This is wildly exciting: when I went there in 2007, it was opened only on special application, and when I went in 2013 there was no electric light, and I had to examine the inscription I was interested in by the light of my own torch and a lamp obligingly held by a member of the Museum’s staff: there was certainly no possibility of looking at any of the other objects, as I had hoped. I’m extremely grateful to the Museum for kindly allowing and facilitating both my previous visits, but it must be said that it is much better now that one can just swan in and revel in all the epigraphy. I’ll post a few things from my latest visit in the coming weeks.
This time, I’ll focus on one inscription in particular, which is the rather nice column supporting a water basin (basin supplied separately) with an Oscan inscription which is published in Imagines Italicae as ma.heíis.de.me.v.ínim. me x.ekak.flit<e>am.emmens (Cumae 3/Cm 5) and translated as ‘Ma(is) Heiis, son of De(kis), meddix of the vereiia, and the X meddix (or the 10 medices) bought this flitea‘. A meddix is a type of magistrate. Apart from the fact that it’s not clear exactly what a me x is, especially as X is not a regular letter of the Oscan alphabet, the main problem is flit<e>am, which clearly has to be the name of the object on which the inscription is written. So far, the only semi-plausible suggestion is that it is somehow a borrowing of the Greek word πλινθεῖον /plintheion/ ‘brickwork’. There are a number of problems with this idea, though: a) it’s unlikely that Greek pl- would be borrowed into Oscan as fl-, which otherwise has no problem with the sequence pl-; b) we would probably expect the Greek sequence -εῖ- to be borrowed as Oscan –ei– or –í-; c) the Greek word is neuter, the Oscan one is feminine.

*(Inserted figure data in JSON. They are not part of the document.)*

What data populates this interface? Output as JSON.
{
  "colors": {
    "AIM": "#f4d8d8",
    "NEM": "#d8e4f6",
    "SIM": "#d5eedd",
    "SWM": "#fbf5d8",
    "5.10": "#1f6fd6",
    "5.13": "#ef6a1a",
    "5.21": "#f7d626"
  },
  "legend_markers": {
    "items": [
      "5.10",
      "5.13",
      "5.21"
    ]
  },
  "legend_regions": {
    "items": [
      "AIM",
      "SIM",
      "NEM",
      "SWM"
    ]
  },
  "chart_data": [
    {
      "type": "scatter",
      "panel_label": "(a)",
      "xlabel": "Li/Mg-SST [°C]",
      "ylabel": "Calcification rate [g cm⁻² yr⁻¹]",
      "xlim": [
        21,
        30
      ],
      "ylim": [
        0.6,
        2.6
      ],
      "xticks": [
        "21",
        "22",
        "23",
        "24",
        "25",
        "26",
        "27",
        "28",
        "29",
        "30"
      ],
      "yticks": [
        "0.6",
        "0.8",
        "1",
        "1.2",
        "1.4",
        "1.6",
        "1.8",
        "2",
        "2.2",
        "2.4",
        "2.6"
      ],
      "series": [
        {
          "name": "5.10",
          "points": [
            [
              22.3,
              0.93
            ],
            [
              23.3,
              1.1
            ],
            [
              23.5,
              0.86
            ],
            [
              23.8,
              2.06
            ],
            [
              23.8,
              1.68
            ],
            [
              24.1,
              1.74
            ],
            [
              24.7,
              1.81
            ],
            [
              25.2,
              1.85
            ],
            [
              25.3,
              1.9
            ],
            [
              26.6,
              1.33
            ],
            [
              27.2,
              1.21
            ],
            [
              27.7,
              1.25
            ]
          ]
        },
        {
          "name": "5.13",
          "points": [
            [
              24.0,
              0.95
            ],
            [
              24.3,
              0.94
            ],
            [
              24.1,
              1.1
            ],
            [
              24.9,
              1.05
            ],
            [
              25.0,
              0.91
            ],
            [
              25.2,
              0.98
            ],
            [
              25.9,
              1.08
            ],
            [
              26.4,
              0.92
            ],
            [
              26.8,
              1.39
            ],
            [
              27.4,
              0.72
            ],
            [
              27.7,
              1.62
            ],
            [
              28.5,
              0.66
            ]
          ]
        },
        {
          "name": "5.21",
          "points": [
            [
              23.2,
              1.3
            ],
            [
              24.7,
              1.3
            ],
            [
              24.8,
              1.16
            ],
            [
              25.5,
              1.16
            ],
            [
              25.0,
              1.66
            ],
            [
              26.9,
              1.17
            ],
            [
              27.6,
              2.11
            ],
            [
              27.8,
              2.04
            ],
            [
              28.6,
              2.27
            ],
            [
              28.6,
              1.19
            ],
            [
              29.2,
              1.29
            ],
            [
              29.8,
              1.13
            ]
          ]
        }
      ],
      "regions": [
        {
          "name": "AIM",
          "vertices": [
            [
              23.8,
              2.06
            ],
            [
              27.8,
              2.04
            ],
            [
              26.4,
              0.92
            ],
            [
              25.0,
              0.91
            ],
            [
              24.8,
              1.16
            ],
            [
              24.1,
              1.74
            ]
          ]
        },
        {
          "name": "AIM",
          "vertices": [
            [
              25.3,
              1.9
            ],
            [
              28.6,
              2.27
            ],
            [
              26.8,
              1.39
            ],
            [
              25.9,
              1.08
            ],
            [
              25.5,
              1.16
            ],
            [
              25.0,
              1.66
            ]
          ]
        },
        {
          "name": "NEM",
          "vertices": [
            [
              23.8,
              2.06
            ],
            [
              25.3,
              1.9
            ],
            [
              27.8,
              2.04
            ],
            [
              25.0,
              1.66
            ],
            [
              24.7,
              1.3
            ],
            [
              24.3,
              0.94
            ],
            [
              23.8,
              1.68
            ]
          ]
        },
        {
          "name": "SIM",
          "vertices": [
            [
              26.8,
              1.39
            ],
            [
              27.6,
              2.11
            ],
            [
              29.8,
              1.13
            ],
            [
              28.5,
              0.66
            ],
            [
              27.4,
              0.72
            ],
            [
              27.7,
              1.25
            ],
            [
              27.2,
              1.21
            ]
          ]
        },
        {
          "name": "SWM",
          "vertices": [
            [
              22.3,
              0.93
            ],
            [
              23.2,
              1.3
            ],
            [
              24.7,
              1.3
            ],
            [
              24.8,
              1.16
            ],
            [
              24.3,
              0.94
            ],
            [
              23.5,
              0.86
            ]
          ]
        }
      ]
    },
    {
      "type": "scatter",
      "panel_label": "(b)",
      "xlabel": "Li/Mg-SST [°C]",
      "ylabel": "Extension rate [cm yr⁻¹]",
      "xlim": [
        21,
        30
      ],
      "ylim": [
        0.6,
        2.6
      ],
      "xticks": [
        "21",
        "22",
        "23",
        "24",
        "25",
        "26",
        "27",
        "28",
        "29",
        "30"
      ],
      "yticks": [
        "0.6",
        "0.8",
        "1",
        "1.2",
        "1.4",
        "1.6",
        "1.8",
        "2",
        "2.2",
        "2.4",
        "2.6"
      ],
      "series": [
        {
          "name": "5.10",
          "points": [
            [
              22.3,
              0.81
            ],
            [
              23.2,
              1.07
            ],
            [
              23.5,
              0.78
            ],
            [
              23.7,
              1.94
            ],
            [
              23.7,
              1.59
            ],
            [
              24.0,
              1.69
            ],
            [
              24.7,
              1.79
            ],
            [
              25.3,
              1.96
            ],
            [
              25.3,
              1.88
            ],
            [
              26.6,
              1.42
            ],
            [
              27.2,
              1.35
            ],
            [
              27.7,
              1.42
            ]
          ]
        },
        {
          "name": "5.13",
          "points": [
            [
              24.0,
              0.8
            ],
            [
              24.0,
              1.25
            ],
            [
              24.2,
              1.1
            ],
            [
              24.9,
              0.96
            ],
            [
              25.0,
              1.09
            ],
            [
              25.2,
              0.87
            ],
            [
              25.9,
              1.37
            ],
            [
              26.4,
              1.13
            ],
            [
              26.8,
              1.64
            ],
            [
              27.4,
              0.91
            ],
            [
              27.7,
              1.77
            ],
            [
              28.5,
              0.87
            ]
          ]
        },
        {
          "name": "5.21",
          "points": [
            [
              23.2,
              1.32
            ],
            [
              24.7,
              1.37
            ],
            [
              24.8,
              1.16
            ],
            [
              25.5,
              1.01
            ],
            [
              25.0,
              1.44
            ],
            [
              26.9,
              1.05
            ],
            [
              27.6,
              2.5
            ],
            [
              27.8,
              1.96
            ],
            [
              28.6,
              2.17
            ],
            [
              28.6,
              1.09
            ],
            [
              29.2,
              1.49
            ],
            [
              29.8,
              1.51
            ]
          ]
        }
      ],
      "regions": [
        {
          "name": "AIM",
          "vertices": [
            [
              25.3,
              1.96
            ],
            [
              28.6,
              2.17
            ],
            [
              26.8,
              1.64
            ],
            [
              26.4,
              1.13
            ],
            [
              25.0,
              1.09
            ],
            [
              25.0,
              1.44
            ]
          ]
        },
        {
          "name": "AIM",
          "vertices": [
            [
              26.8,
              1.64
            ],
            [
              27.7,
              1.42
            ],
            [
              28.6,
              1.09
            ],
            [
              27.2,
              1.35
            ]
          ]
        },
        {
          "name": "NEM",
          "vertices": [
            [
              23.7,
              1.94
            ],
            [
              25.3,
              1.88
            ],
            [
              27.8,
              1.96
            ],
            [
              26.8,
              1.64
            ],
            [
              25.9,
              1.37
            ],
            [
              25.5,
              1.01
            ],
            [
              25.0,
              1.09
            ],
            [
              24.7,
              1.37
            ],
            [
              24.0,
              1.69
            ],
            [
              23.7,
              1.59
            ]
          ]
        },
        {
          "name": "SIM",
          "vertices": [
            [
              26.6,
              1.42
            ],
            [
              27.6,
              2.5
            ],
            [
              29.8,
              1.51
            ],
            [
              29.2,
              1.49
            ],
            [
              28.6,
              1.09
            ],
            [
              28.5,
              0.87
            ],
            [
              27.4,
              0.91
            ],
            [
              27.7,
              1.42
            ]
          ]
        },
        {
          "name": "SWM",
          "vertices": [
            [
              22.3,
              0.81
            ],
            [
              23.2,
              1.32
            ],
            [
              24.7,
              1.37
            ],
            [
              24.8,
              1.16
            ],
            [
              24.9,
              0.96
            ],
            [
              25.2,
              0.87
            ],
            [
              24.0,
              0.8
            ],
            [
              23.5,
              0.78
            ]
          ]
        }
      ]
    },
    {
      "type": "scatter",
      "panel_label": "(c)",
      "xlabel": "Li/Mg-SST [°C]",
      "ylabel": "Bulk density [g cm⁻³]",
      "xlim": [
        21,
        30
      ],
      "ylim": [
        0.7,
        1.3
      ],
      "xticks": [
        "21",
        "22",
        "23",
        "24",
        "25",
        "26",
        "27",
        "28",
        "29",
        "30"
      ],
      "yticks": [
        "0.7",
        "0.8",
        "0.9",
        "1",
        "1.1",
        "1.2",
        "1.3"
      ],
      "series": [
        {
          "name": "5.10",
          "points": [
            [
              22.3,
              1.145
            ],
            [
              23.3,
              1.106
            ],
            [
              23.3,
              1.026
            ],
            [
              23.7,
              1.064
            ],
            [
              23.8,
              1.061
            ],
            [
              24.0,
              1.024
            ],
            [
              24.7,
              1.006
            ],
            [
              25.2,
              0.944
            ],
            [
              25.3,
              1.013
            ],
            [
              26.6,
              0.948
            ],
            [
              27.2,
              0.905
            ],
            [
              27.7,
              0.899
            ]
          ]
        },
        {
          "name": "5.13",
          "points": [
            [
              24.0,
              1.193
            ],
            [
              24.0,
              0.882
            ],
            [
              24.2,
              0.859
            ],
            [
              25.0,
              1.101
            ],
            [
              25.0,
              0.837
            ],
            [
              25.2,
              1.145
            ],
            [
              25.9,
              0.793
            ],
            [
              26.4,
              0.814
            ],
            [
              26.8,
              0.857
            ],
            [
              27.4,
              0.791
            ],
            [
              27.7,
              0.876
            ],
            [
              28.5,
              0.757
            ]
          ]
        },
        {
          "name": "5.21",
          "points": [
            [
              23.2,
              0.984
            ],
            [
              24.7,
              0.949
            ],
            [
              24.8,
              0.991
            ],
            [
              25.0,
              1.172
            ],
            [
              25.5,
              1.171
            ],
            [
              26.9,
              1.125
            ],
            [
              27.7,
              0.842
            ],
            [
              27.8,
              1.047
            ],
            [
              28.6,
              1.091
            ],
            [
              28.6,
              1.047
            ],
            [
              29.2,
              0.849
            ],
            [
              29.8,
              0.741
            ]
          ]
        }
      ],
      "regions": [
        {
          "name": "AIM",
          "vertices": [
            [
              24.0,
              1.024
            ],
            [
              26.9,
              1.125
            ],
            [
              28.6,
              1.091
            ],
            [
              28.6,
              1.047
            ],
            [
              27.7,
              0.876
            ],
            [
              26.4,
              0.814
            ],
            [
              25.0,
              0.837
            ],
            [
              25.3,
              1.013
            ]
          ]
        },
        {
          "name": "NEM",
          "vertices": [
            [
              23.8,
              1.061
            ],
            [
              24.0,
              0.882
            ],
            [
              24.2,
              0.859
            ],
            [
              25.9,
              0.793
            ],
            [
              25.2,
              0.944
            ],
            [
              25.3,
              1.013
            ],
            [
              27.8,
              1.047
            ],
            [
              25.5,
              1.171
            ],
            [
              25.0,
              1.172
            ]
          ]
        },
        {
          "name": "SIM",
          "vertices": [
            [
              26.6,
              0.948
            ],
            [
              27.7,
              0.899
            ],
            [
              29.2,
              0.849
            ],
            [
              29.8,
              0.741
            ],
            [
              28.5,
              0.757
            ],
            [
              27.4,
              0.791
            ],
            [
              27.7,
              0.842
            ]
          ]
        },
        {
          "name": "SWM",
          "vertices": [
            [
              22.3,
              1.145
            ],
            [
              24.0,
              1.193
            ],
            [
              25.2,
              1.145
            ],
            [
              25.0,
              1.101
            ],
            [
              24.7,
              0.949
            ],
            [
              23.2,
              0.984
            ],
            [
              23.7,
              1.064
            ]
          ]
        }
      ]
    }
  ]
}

And, actually, there is a further problem, which is that, according to Imagines, the fifth letter of flit<e>am is actually v on the stone (hence the pointy brackets). Now, as emendations go, e for v is really pretty reasonable: in the Oscan alphabet e is written E, while v is just an E without the middle horizontal stroke. You can see the (other) instance of v, fourth letter from the right, in this inscription below (note that Oscan is written right to left). But, given the many problems we already have in connecting flit<e>am to πλινθεῖον, perhaps we should just give up the connection, and accept that we have a word flitvam whose origin is obscure, and at any rate is nothing like πλινθεῖον.
So, is it really a flitvam? Well, I’m not sure. Rix, in his edition Sabellische Texte, prints an e with a dot under it. Unfortunately, in his edition, this dot means two different things: a damaged letter, or a letter conjectured from a broken or mistakenly written letter on the object. So it is not clear whether he sees a damaged e, or, like Imagines, a mistaken v which he replaces with e. There is definitely some kind of horizontal-ish stroke in the middle of the letter. It’s more or less visible in the photos below; in person, with a raking light, it looks deeper, firmer and more intentional. On the other hand, the object has clearly been damaged, and the stroke is less well-made than the other es in the inscription (you can see one as the second letter from the right in the picture above): it is not precisely parallel to the upper and lower horizontals, beginning rather low on the vertical and straggling diagonally upwards. At the moment I’m leaning towards seeing it as an e, but it just shows how much difficulty can be involved in reading even a clearly-written inscription.